L’aspetto più interessante dell’evento sarà proprio ascoltare voci ed esperienze di professionisti da mezza Europa, giunti da Lille, Marsiglia, Anversa, Bruges, Gent, Valencia, Danzica, Cracovia e Breslavia, per condividere le proprie valutazioni e connettere ancora di più Torino a un contesto internazionale. Una bella occasione, appositamente a ingresso libero, pensata in questo modo perché nata dalla consapevolezza che il discorso sul futuro delle città sia un patrimonio che appartiene a tutti, e dunque tutti ne devono in qualche maniera partecipare. Si parlerà infatti anche di responsabilità condivise, progetti, programmazione, identità da tutelare e nuove vocazioni da sviluppare.
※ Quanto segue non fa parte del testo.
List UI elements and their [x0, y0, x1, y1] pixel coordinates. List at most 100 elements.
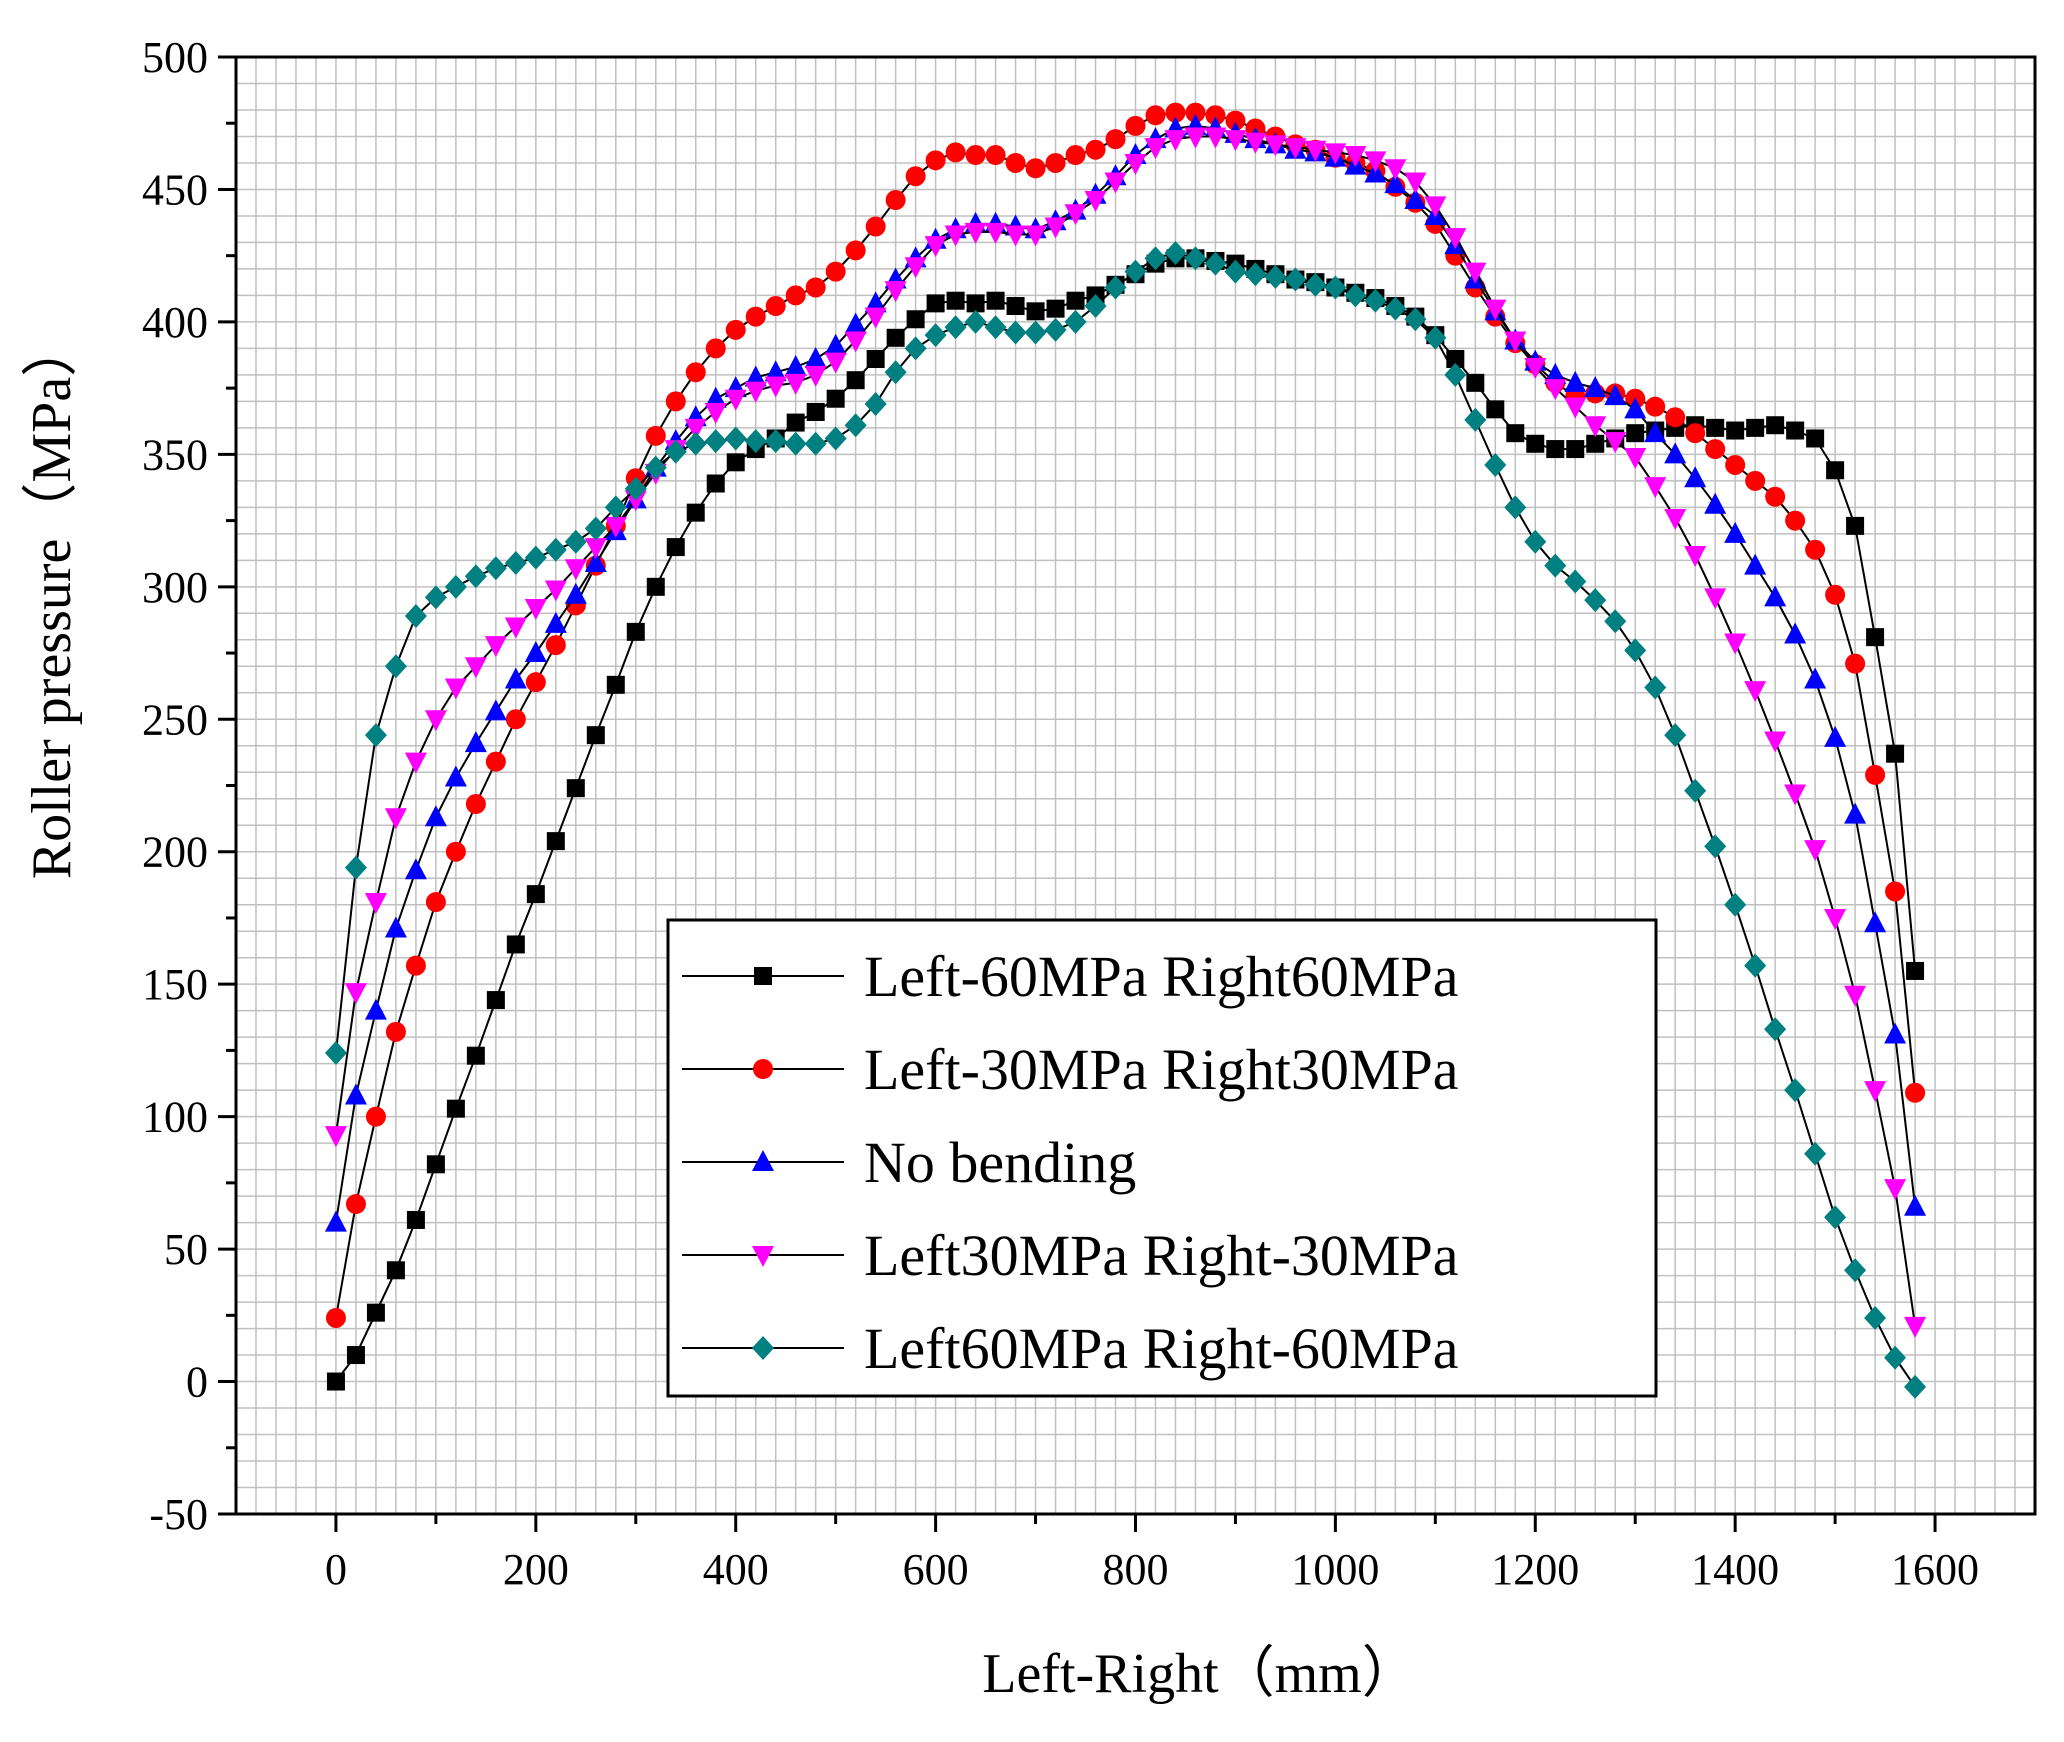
legend-label: Left60MPa Right-60MPa: [864, 1316, 1458, 1381]
data-point: [1725, 454, 1746, 475]
legend-marker: [753, 1059, 773, 1079]
y-tick-labels: -50 0 50 100 150 200 250 300 350 400 450 500: [142, 33, 208, 1539]
data-point: [1205, 105, 1226, 126]
data-point: [645, 425, 666, 446]
data-point: [404, 752, 427, 774]
data-point: [1144, 138, 1167, 160]
x-tick-label: 400: [703, 1545, 769, 1594]
data-point: [704, 402, 727, 424]
data-point: [884, 360, 907, 385]
data-point: [444, 678, 467, 700]
data-point: [1644, 477, 1667, 499]
data-point: [1224, 130, 1247, 152]
legend-item: Left-30MPa Right30MPa: [682, 1037, 1458, 1102]
data-point: [1004, 320, 1027, 345]
data-point: [1845, 653, 1866, 674]
data-point: [1104, 172, 1127, 194]
data-point: [904, 336, 927, 361]
data-point: [1564, 370, 1587, 392]
legend-item: No bending: [682, 1130, 1136, 1195]
legend-marker: [752, 1336, 774, 1360]
data-point: [1764, 1017, 1787, 1042]
data-point: [1784, 622, 1807, 644]
data-point: [1906, 961, 1925, 980]
data-point: [1544, 553, 1567, 578]
data-point: [1785, 510, 1806, 531]
data-point: [1225, 110, 1246, 131]
y-tick-label: 350: [142, 430, 208, 479]
data-point: [724, 389, 747, 411]
data-point: [424, 710, 447, 732]
data-point: [1644, 421, 1667, 443]
data-point: [866, 349, 885, 368]
data-point: [1444, 228, 1467, 250]
data-point: [1364, 151, 1387, 173]
y-tick-label: 500: [142, 33, 208, 82]
data-point: [1424, 196, 1447, 218]
data-point: [484, 636, 507, 658]
data-point: [706, 474, 725, 493]
data-point: [1724, 633, 1747, 655]
data-point: [1866, 628, 1885, 647]
data-point: [1784, 1078, 1807, 1103]
x-tick-label: 200: [503, 1545, 569, 1594]
data-point: [744, 381, 767, 403]
legend-item: Left30MPa Right-30MPa: [682, 1223, 1458, 1288]
data-point: [1145, 105, 1166, 126]
data-point: [464, 657, 487, 679]
x-tick-label: 1000: [1291, 1545, 1379, 1594]
data-point: [366, 1303, 385, 1322]
data-point: [684, 418, 707, 440]
data-point: [1084, 191, 1107, 213]
x-tick-label: 1600: [1891, 1545, 1979, 1594]
y-tick-label: 250: [142, 695, 208, 744]
data-point: [1824, 725, 1847, 747]
data-point: [485, 751, 506, 772]
y-tick-label: 300: [142, 563, 208, 612]
data-point: [406, 1210, 425, 1229]
data-point: [1704, 588, 1727, 610]
legend-marker: [752, 1150, 774, 1171]
data-point: [1005, 152, 1026, 173]
data-point: [326, 1372, 345, 1391]
data-point: [604, 495, 627, 520]
data-point: [1884, 1022, 1907, 1044]
data-point: [704, 386, 727, 408]
legend: Left-60MPa Right60MPa Left-30MPa Right30M…: [666, 918, 1658, 1398]
data-point: [946, 291, 965, 310]
data-point: [584, 538, 607, 560]
data-point: [1566, 440, 1585, 459]
data-point: [1384, 159, 1407, 181]
data-point: [524, 641, 547, 663]
data-point: [1664, 508, 1687, 530]
data-point: [1804, 840, 1827, 862]
data-point: [1624, 397, 1647, 419]
data-point: [1904, 1374, 1927, 1399]
data-point: [965, 145, 986, 166]
data-point: [1466, 373, 1485, 392]
data-point: [1584, 376, 1607, 398]
data-point: [864, 307, 887, 329]
data-point: [384, 654, 407, 679]
data-point: [1104, 275, 1127, 300]
data-point: [1824, 1205, 1847, 1230]
data-point: [1726, 421, 1745, 440]
x-tick-label: 1400: [1691, 1545, 1779, 1594]
data-point: [1864, 911, 1887, 933]
x-tick-label: 0: [325, 1545, 347, 1594]
data-point: [1704, 492, 1727, 514]
data-point: [1644, 675, 1667, 700]
data-point: [865, 216, 886, 237]
data-point: [1904, 1316, 1927, 1338]
data-point: [884, 281, 907, 303]
series-group: [324, 102, 1927, 1399]
data-point: [726, 453, 745, 472]
data-point: [1324, 143, 1347, 165]
data-point: [1844, 985, 1867, 1007]
data-point: [886, 328, 905, 347]
data-point: [364, 998, 387, 1020]
data-point: [324, 1041, 347, 1066]
x-tick-label: 1200: [1491, 1545, 1579, 1594]
data-point: [684, 431, 707, 456]
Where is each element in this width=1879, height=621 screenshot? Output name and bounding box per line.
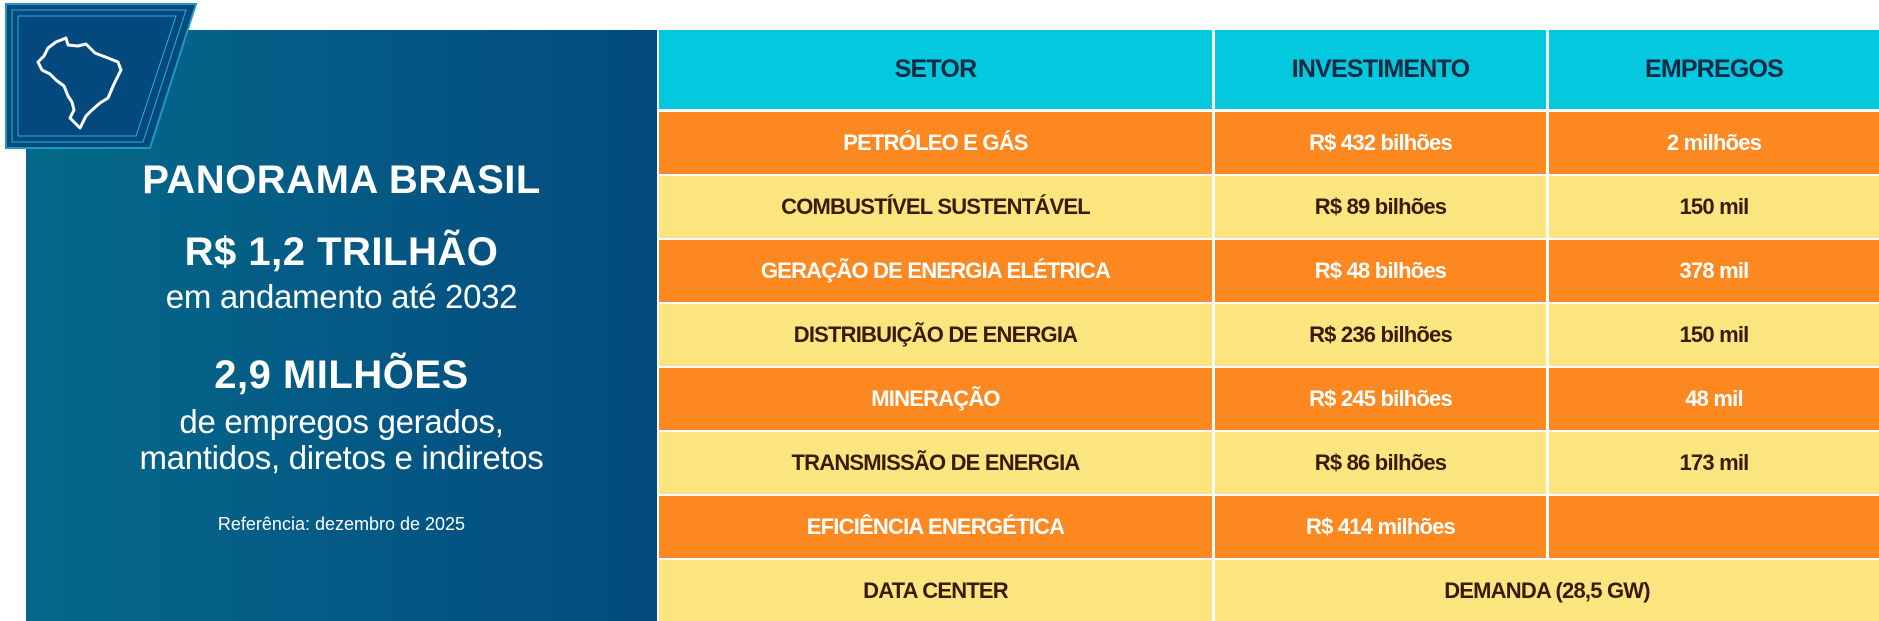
cell-setor: MINERAÇÃO xyxy=(659,368,1212,430)
header-investimento: INVESTIMENTO xyxy=(1215,30,1546,109)
reference-date: Referência: dezembro de 2025 xyxy=(217,514,466,534)
panel-title: PANORAMA BRASIL xyxy=(142,158,541,202)
table-header: SETOR INVESTIMENTO EMPREGOS xyxy=(659,30,1879,109)
cell-empregos xyxy=(1549,496,1879,558)
jobs-caption-line1: de empregos gerados, xyxy=(179,403,504,440)
table-row: EFICIÊNCIA ENERGÉTICA R$ 414 milhões xyxy=(659,496,1879,558)
cell-empregos: 2 milhões xyxy=(1549,112,1879,174)
cell-empregos: 173 mil xyxy=(1549,432,1879,494)
cell-setor: PETRÓLEO E GÁS xyxy=(659,112,1212,174)
cell-investimento: R$ 86 bilhões xyxy=(1215,432,1546,494)
sector-table: SETOR INVESTIMENTO EMPREGOS PETRÓLEO E G… xyxy=(659,30,1879,621)
jobs-total: 2,9 MILHÕES xyxy=(214,353,469,397)
cell-setor: GERAÇÃO DE ENERGIA ELÉTRICA xyxy=(659,240,1212,302)
header-setor: SETOR xyxy=(659,30,1212,109)
table-row: COMBUSTÍVEL SUSTENTÁVEL R$ 89 bilhões 15… xyxy=(659,176,1879,238)
cell-setor: TRANSMISSÃO DE ENERGIA xyxy=(659,432,1212,494)
table-row: GERAÇÃO DE ENERGIA ELÉTRICA R$ 48 bilhõe… xyxy=(659,240,1879,302)
investment-caption: em andamento até 2032 xyxy=(165,278,518,315)
cell-investimento: R$ 245 bilhões xyxy=(1215,368,1546,430)
cell-empregos: 48 mil xyxy=(1549,368,1879,430)
cell-investimento: R$ 48 bilhões xyxy=(1215,240,1546,302)
cell-investimento: R$ 89 bilhões xyxy=(1215,176,1546,238)
brazil-map-icon xyxy=(36,36,123,130)
cell-investimento: R$ 432 bilhões xyxy=(1215,112,1546,174)
cell-setor: COMBUSTÍVEL SUSTENTÁVEL xyxy=(659,176,1212,238)
jobs-caption-line2: mantidos, diretos e indiretos xyxy=(139,439,544,476)
cell-setor: DISTRIBUIÇÃO DE ENERGIA xyxy=(659,304,1212,366)
cell-investimento: R$ 236 bilhões xyxy=(1215,304,1546,366)
table-row: DATA CENTER DEMANDA (28,5 GW) xyxy=(659,560,1879,621)
table-row: TRANSMISSÃO DE ENERGIA R$ 86 bilhões 173… xyxy=(659,432,1879,494)
header-empregos: EMPREGOS xyxy=(1549,30,1879,109)
table-row: DISTRIBUIÇÃO DE ENERGIA R$ 236 bilhões 1… xyxy=(659,304,1879,366)
table-row: MINERAÇÃO R$ 245 bilhões 48 mil xyxy=(659,368,1879,430)
table-row: PETRÓLEO E GÁS R$ 432 bilhões 2 milhões xyxy=(659,112,1879,174)
brazil-map-badge xyxy=(5,3,198,149)
cell-demanda: DEMANDA (28,5 GW) xyxy=(1215,560,1879,621)
cell-setor: DATA CENTER xyxy=(659,560,1212,621)
cell-investimento: R$ 414 milhões xyxy=(1215,496,1546,558)
cell-empregos: 150 mil xyxy=(1549,176,1879,238)
cell-empregos: 378 mil xyxy=(1549,240,1879,302)
cell-setor: EFICIÊNCIA ENERGÉTICA xyxy=(659,496,1212,558)
investment-total: R$ 1,2 TRILHÃO xyxy=(184,230,499,274)
cell-empregos: 150 mil xyxy=(1549,304,1879,366)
Un appuntamento perfettamente inserito in un movimento più ampio di auto-riflessione che sta attraversando la Torino contemporanea; e che noi abbiamo provato ad approfondire recentemente in un numero Estate 2026 ampiamente dedicato al tema della rigenerazione urbana a 360° (ne parlavamo anche qui e qua). Il nostro invito è a segnarvi in agenda l’11 ottobre 2026 per partecipare a questa wave da cui passa il domani della città e non solo.